27 Aralık 2021 Pazartesi
Türk Geleneklerinde yemek yedirme arzusu
Türk Geleneklerinde yemek yedirme arzusu

Yurtdışında yaşadığım dönemde en çabuk dikkatimi çeken- ve en memnun kaldığım- gelenek farklılıklarından biri yemekli davet adabıydı. İnsanlar misafir geldiğinde en fazla çayın/kahvenin yanına bir parça peynir, birkaç dilim kızarmış ekmek, belki bir iki dilim jambon ya da tütsülenmiş et, birkaç dilim meyve çıkarılır, komple sofra kurulmazdı. Sofra kurulunca da genelde bu, bir kutlama sofrası olurdu: yani yine -genelde alkolle- azar azar tüketilecek, soğuk gıdalardan oluşan bir sofra kurulurdu. Yani özetle kimse koca koca tabakların tıka basa doldurulduğu bir sofraya, iştahla, rahatça yemek yemeye oturtulmaz, zorlanmazdı. Aynı tertibi bugün yabancı dizilerde de görmeniz mümkün. Küçük ikramlar, dünyadan öğrenmemiz gereken bir adap.

Çünkü yemek yemek yani aslında iştah, tatmini mahrem her itkimiz gibi özeldir. Umumi alanda tuvalete girebiliriz, ama tuvalet keyfi yapmayız. Misafirlikte kestirebiliriz ama Pazar günü uykusu çekmeyiz.

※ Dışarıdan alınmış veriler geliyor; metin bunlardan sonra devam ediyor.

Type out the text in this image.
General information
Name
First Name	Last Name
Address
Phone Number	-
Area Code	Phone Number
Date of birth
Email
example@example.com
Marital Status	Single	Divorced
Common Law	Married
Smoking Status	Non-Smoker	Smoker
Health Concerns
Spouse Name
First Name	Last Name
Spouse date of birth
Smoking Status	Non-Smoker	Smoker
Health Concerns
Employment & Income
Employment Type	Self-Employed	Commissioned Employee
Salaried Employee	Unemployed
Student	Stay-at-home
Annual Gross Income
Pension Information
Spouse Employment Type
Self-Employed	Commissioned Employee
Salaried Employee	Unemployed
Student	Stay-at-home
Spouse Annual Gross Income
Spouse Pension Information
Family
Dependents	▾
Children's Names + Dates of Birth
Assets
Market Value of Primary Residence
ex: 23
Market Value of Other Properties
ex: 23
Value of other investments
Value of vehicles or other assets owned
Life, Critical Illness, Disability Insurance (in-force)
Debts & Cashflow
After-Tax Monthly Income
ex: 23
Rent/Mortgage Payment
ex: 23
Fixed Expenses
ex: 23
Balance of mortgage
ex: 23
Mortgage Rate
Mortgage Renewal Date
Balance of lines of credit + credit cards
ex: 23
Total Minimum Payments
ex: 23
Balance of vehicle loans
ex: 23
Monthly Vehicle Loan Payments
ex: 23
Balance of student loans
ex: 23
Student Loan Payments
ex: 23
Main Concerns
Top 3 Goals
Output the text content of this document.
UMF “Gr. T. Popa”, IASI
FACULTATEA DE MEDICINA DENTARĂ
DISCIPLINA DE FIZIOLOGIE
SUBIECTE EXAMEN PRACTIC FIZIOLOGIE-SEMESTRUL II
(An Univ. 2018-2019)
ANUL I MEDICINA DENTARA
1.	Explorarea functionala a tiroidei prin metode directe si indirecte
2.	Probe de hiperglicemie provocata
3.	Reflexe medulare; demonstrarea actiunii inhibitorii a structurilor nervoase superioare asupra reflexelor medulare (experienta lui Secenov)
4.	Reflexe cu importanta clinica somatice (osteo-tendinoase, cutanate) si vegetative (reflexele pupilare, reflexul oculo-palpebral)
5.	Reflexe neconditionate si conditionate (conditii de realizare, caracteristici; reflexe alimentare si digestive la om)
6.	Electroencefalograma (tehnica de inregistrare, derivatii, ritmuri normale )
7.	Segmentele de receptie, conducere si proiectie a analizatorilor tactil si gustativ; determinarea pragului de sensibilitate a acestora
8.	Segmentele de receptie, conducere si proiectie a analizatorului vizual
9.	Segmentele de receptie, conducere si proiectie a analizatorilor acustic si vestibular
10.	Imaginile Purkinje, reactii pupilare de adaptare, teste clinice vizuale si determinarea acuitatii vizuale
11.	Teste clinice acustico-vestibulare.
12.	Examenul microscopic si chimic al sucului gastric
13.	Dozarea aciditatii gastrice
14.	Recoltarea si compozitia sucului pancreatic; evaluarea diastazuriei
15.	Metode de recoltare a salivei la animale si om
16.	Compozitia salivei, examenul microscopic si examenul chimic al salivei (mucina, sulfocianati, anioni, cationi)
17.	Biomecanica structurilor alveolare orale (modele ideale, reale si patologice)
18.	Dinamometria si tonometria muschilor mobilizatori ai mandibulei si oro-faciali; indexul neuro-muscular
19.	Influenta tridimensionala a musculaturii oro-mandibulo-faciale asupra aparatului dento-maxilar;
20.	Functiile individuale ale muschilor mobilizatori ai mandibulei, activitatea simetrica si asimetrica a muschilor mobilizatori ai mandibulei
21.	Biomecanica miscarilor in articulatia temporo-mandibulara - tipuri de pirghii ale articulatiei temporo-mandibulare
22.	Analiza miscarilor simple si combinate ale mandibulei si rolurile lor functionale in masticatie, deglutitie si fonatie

Aynı şekilde en iç çemberimizden görmediğimiz insanlarla da iştahla, doyasıya, tıka basa ve rahatça yemek yemek istemez, sadece nefsimizi köreltecek kadar, biraz tokluk verecek kadar yemek yemek isteriz. Birinin bizden bu itkimizi açıkça yanında doyurmamızı istemesi, tuvalete oturtup” rahatça sıç” demesi kadar acayiptir ve resmen sınır ihlalidir.

Herkes, dürtülerini güvende olduğu ve her haliyle kabul edildiği bir ortamda, “yuvam” dediği bir yerde tatmin etme hakkına sahiptir ve zaten burada bir dürtünün tatmini, bir haz durumu olduğu için, bunun zorlamayla tatmin edilmesi de mümkün değildir.

İnsanlara kepçelerce yemek yedirmenin bir sevgi gösterisi değil, huzursuzluk verici bir davranış olduğunu bir an önce farkına varmalı ve herkese peynir, kızarmış ekmek, biraz sebze ve birkaç üzüm sunarak onların iştah mahremiyeti hakkına saygı göstermeyi öğrenmeliyiz.